What is Motor Neurone Disease and Are Athletes More Likely to Receive a Diagnosis?
Motor neurone disease impacts nerves found in the brain and spine, that instruct your muscle tissue what to do.
This leads them to lose strength and become rigid over time and usually affects your walking, talk, consume food and breathe.
It is a quite uncommon condition that is most common in people above age fifty, but adults of any age can be affected.
An individual's lifetime risk of developing MND is one in 300.
About five thousand people in the UK will have the disease at any given moment.
Researchers are not sure what causes MND, but it is probable to be a mix of the genes - or biological traits - you get from your mother and father when you are born, and additional lifestyle factors.
In as many as 10% of individuals with MND, specific genes play a much larger role.
Typically there is a family history of the illness in these cases.
What are the Early Symptoms of the Disease?
MND impacts each person uniquely.
Not everyone has the identical signs, or experiences them in the same order.
The disease can progress at varying rates too.
Some of the most common signs are:
- muscle weakness and muscle spasms
- stiff joints
- difficulties in how you speak
- complications involving swallowing, eating and taking fluids
- weakened coughing
Does There Exist a Cure?
No definitive treatment, but there is hope stemming from therapies targeted at various types of MND.
MND is not one disease - it is really several that result in the death of motor neurones.
A new drug known as tofersen is effective in only one in 50 patients, however it has been shown to slow - and in some cases even reverse - a portion of the manifestations of MND.
It has been described as "truly remarkable" and a "real moment of hope" for the whole disease.
Even though the medication has recently been approved in the EU, it is not currently accessible in the UK.
Just one drug presently approved for the management of MND in the UK and approved by the NHS.
Riluzole could decelerate the progression of the disease and prolong life by a few months, but it does not reverse damage.
Determining Survival Rate for MND?
Some people can survive for decades with MND, such as theoretical physicist Stephen Hawking, who was diagnosed at the age of 22 and survived until 76.
But for most, the illness advances rapidly and life expectancy is only several years.
According to the non-profit MND Association, the condition claims the lives of a one-third of individuals within a year and over 50% within two years of diagnosis.
As the nerve cells stop working, ingestion and respiration become increasingly difficult and numerous individuals need feeding tubes or respiratory aids to help them remain living.
Do Sports Professionals More Likely to Be Diagnosed?
The exact cause has not yet been found, but elite athletes appear disproportionately affected by MND.

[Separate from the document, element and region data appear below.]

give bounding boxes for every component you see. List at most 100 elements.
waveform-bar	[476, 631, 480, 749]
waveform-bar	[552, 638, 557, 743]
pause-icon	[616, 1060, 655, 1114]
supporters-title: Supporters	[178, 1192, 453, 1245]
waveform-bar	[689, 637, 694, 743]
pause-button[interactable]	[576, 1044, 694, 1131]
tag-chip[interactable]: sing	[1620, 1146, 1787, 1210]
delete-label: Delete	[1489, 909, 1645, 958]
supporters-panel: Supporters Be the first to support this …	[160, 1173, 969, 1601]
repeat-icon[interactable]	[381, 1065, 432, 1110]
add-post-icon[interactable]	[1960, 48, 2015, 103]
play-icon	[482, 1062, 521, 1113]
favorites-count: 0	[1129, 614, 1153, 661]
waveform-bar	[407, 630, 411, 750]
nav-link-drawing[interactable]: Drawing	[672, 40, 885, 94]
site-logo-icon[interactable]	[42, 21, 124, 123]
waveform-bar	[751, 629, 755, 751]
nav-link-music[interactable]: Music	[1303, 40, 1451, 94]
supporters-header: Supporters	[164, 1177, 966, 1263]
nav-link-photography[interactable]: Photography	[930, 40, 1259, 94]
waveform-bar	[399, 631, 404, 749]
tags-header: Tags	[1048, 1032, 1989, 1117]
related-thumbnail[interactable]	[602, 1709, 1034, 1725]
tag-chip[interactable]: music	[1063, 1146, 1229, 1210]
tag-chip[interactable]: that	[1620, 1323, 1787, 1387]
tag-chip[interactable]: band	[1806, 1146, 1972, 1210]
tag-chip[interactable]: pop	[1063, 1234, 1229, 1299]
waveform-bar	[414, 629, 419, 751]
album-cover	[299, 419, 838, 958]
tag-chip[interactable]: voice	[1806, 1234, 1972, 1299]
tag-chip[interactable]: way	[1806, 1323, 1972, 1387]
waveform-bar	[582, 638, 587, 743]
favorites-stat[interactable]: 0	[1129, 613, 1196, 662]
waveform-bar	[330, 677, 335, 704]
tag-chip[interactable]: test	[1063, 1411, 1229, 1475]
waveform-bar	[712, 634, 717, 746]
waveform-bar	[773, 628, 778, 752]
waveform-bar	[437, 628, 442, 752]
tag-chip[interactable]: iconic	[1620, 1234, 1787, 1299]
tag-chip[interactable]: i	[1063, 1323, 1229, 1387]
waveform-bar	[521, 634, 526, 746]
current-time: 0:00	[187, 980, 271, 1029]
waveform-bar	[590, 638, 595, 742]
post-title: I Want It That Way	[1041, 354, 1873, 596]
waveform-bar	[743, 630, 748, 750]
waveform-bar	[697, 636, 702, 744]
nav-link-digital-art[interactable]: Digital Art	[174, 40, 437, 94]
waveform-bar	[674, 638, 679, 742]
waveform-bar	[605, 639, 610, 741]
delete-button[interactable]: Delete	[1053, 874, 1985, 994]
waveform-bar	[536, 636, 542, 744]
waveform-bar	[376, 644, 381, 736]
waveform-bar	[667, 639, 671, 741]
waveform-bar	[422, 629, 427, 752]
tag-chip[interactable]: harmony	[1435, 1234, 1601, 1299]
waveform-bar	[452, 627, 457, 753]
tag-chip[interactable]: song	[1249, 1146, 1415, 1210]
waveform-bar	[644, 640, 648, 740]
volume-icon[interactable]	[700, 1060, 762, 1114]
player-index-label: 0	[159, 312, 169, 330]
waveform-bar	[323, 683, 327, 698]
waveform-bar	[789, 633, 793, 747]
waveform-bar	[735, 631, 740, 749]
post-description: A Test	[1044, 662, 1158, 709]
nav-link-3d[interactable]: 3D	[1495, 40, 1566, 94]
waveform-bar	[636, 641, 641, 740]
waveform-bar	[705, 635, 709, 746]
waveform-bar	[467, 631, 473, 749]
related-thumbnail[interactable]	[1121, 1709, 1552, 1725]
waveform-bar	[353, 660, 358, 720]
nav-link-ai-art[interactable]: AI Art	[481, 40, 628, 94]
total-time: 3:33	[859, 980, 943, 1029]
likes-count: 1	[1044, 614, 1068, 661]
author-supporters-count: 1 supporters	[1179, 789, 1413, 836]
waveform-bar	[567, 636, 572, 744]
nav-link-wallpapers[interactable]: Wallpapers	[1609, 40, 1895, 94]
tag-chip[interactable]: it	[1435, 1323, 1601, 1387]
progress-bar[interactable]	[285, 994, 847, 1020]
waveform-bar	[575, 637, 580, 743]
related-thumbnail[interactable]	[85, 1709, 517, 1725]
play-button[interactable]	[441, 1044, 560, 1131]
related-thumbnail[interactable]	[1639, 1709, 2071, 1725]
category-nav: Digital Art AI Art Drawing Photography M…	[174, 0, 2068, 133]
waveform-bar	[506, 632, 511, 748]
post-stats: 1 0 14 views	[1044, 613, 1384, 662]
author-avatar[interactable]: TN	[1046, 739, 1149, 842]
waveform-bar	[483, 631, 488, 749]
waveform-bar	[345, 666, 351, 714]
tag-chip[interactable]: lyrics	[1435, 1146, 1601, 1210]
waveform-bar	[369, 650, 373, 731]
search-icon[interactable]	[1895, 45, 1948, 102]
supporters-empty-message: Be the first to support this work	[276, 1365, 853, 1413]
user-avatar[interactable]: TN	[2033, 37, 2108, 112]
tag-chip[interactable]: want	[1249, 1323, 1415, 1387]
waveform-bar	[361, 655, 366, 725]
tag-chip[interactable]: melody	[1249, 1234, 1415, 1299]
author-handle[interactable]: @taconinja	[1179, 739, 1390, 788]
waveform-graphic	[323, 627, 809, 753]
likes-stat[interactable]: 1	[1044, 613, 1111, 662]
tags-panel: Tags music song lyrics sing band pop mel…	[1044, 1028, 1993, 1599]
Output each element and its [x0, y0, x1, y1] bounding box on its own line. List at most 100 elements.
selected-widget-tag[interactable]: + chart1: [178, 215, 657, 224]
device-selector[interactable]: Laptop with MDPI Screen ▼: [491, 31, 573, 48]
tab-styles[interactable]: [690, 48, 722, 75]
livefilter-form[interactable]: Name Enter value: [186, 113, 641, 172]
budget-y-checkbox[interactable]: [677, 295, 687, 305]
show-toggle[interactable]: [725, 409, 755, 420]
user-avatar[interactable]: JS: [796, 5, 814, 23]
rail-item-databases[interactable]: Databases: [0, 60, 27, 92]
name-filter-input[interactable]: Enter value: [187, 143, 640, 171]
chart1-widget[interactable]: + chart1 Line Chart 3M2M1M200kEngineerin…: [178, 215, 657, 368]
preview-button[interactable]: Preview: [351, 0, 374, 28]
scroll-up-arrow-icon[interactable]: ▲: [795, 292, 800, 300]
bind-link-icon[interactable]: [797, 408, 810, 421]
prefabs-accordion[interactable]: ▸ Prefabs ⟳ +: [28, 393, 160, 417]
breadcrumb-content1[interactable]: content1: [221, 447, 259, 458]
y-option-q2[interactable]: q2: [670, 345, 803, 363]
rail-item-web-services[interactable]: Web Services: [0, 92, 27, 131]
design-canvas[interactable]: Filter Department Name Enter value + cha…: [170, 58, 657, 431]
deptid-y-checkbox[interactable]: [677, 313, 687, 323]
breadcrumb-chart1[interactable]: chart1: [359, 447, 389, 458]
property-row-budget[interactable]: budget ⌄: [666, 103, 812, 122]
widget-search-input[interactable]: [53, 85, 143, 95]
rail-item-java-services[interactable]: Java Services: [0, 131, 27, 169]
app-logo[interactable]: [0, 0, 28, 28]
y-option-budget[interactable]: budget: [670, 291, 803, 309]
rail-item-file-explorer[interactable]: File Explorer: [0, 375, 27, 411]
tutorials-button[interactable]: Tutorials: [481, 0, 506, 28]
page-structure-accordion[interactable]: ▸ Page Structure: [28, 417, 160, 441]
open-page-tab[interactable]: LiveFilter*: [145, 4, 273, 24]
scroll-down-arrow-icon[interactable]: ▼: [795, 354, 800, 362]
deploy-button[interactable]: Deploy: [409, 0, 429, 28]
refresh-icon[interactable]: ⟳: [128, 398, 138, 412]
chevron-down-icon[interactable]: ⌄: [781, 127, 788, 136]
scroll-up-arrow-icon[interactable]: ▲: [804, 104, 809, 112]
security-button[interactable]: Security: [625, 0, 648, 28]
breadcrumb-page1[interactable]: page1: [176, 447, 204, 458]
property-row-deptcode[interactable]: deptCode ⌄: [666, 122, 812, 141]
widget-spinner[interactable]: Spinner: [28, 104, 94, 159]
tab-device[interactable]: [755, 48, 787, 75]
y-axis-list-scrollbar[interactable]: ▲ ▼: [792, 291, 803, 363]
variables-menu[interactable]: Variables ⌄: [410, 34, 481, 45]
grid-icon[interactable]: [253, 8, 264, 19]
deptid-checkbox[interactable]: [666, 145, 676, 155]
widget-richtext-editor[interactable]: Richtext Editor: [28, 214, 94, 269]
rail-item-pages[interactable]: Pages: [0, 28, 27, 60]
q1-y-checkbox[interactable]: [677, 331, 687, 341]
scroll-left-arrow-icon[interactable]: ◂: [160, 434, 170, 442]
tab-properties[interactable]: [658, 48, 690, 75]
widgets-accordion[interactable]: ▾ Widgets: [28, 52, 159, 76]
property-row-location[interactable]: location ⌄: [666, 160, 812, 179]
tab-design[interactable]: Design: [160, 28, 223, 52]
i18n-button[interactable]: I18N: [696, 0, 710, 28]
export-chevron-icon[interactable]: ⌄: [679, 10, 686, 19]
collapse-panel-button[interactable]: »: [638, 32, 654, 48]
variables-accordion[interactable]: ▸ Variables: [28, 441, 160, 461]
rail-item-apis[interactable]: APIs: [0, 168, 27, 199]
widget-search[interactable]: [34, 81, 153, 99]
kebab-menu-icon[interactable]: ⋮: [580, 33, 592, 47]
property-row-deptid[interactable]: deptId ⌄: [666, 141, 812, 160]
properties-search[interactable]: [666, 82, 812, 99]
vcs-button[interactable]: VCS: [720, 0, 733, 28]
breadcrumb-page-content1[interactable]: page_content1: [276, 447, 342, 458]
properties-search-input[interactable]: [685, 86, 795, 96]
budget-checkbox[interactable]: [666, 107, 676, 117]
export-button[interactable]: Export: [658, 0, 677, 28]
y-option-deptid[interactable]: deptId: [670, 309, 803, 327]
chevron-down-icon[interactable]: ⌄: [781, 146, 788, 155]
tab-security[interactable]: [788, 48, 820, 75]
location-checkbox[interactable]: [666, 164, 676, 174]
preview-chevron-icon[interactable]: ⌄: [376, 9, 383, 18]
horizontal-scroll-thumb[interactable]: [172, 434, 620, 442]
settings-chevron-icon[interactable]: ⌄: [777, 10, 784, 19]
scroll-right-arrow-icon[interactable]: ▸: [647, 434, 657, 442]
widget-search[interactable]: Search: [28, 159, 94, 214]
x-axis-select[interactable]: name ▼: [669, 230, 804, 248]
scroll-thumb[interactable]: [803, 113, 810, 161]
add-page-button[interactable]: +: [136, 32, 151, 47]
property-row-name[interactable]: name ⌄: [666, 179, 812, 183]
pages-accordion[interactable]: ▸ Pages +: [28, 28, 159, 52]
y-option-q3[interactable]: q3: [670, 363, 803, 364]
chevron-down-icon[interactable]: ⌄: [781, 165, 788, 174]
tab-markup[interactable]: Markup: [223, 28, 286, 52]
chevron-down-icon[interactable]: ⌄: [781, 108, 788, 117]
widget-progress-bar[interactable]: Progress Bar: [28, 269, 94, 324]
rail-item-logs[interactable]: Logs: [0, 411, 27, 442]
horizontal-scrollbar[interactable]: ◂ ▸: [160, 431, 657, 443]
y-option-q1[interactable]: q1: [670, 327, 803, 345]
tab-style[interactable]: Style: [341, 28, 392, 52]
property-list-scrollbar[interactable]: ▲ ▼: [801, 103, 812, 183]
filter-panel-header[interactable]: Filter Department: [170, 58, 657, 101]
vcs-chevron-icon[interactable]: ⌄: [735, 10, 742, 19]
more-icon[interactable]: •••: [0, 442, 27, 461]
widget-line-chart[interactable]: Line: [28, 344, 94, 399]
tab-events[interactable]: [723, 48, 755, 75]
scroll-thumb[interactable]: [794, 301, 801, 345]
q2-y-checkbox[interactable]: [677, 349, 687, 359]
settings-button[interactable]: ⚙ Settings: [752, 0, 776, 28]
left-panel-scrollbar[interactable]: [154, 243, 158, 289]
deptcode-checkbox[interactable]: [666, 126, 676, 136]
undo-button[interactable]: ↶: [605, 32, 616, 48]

A pair of research projects from 2005 and 2009 showed that soccer players have an increased risk of developing MND.
Research from 2022 by the Glasgow University including 400 ex- Scotland rugby athletes determined they had an higher likelihood of acquiring the condition.
Researchers also found that rugby players who have suffered multiple concussions have physiological variations that may make them more prone to contracting MND.
The MND Association recognizes there is a "correlation" between collision sports and MND.
It added that while the athletes researched were had a greater chance to develop MND, it did not show the athletic activities directly caused the disease.
The charity also stresses that "reported MND instances in these studies is still relatively low, and so determining there is a definite increased risk could be misinterpreted if this is simply a cluster due to random chance".
Several high-profile sports figures have been identified with the condition in the past few years.
This encompasses former rugby union internationals, soccer players, and cricket athletes.
In the United States, baseball player Lou Gehrig died from the disease at the age of 39.